I bet you were agreeing with Chuck todd about two weeks before the election when on 'Meet the Press' he was singing
the tune you love to hear, sounds pretty much like that 56% against Trump stuff you are engaging in now. His approval
is much higher now than the 37% it was then:
PS I already have won over $1,500 betting on Trump beating the odds but thanks for the tip!
Meet the Press - October 16, 2016
Republicans feared that Trump's troubles would metastasize and take out down ballot Republicans threatening the party's
hold on the Senate and perhaps even the House. But we have a new indication of just how dire things have become for Trump.
In our new NBC News Wall Street Journal poll out right now Hillary Clinton leads Donald Trump in a four-way race by ten points
among registered voters, 47/37. If you limit it to just likely voters, check this out. Clinton's lead actually grows to 48/37.
MEET THE PRESS
OCT 23 2016, 12:24 PM ET
does she go for a big win, a landslide? Does she try to quell the talk of a rigged election
by pushing hard into red states like Utah, Georgia, and Arizona, sensing an opportunity for the
biggest electoral victory since the last time a Clinton was on the ballot?
The 2016 results are not indicative of future results..... for many reasons.
OK, so you want to review 2016. I tend to subscribe to the notion that 538.com is the best, most comprehensive forecaster. The final forecast gave Hillary a 71% of winning; Trump a 29% chance.
https://projects.fivethirtyeight.com/2016-election-forecast/
Now, 71% is a good probability, but not a sure thing. (If a weather man says there is a 30% chance of rain and it rains, was he wrong?) Yes, the election was a surprise, but it should have not been a shock.
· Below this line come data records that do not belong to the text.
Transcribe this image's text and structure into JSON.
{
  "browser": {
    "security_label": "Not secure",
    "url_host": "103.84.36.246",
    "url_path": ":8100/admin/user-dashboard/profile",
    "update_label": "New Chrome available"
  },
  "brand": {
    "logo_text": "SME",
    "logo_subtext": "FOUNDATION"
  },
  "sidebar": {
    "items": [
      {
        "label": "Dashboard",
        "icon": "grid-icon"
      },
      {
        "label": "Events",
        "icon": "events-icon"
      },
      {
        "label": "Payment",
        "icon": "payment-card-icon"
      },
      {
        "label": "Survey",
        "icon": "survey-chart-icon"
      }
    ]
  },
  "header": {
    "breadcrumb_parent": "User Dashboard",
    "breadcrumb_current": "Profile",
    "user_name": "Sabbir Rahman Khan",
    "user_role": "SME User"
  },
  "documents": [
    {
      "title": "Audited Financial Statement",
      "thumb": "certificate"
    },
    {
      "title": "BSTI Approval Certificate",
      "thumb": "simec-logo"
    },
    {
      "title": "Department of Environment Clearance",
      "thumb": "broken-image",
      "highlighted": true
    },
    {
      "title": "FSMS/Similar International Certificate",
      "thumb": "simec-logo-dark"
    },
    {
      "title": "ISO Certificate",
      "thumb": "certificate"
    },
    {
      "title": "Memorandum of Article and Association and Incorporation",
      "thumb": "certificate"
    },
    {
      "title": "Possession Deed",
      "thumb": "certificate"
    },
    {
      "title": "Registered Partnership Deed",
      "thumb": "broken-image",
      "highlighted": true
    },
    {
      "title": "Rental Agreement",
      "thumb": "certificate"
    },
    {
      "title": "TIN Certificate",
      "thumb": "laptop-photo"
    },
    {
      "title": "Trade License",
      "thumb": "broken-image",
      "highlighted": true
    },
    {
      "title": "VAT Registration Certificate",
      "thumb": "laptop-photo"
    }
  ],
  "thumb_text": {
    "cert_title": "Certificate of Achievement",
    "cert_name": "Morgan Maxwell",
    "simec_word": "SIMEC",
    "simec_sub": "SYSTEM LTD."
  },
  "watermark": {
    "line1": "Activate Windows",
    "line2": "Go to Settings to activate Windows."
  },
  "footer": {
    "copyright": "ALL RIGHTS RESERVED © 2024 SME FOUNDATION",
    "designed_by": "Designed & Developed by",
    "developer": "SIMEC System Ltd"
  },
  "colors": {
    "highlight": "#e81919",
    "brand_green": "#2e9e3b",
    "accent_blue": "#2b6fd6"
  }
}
If you looked at the movement over the final days, you should not have been shocked. In fact, only on the very last day did it "open" to a 71-29..... on the day before, the composite was 65-35, which was a radical change in the last 15 days from 88-12. No, Trump closed very fast at the end. Thank you Jim Comey? Thank you Moscow?
Ok... so the 2016 election should not have been a shock. But, Trump had a few things working into his favor that he no longer has: 1) a weak opponent. Though she should not have been weak, as she had outstanding credentials, she was old school, Trump did a nice job of exploiting her weaknesses and convincing people that she had weaknesses that she actually did not have (or that Trump had worse)... but, he brilliantly beat her down. 2) Many people were willing to give Trump, an outsider, the benefit of the doubt. 3) He had a Russian wind at his back that helped immensely with #1. 4) Jim Comey's untimely announcement played very well into Trump's narrative (see the 538.com trend in the cite I gave you). This resulted Trump winning, not because he got people out to vote, but because the elements above suppressed the Hillary vote.
What you do not seem to be grasping, however, is the number I put on the table, the 56% is NOT an approval number, it is the percentage of Americans that think Trump is UNFIT FOR OFFICE. These people do not think Trump is doing a bad job; they think he can't do the job. What this means is that we have a ceiling of approval of about the inverse of that number -- 45%. Quinnipiac has been surveying this quarterly since last September. The unfit number has consistently been 56-57...
https://poll.qu.edu/national/release-detail?ReleaseID=2511
https://poll.qu.edu/national/release-detail?ReleaseID=2487
This means that Trump has an approval ceiling of about 45. Its the "unfit" number, however, that will do him in. The "benefit of the doubt" people are gone... since he is at 42% approval, about where he was at election, the "benefit of the doubt" people no longer have doubts, they are generally now in the unfit number. Its pretty tough to win an election when 56% of the country thinks you are unfit for office.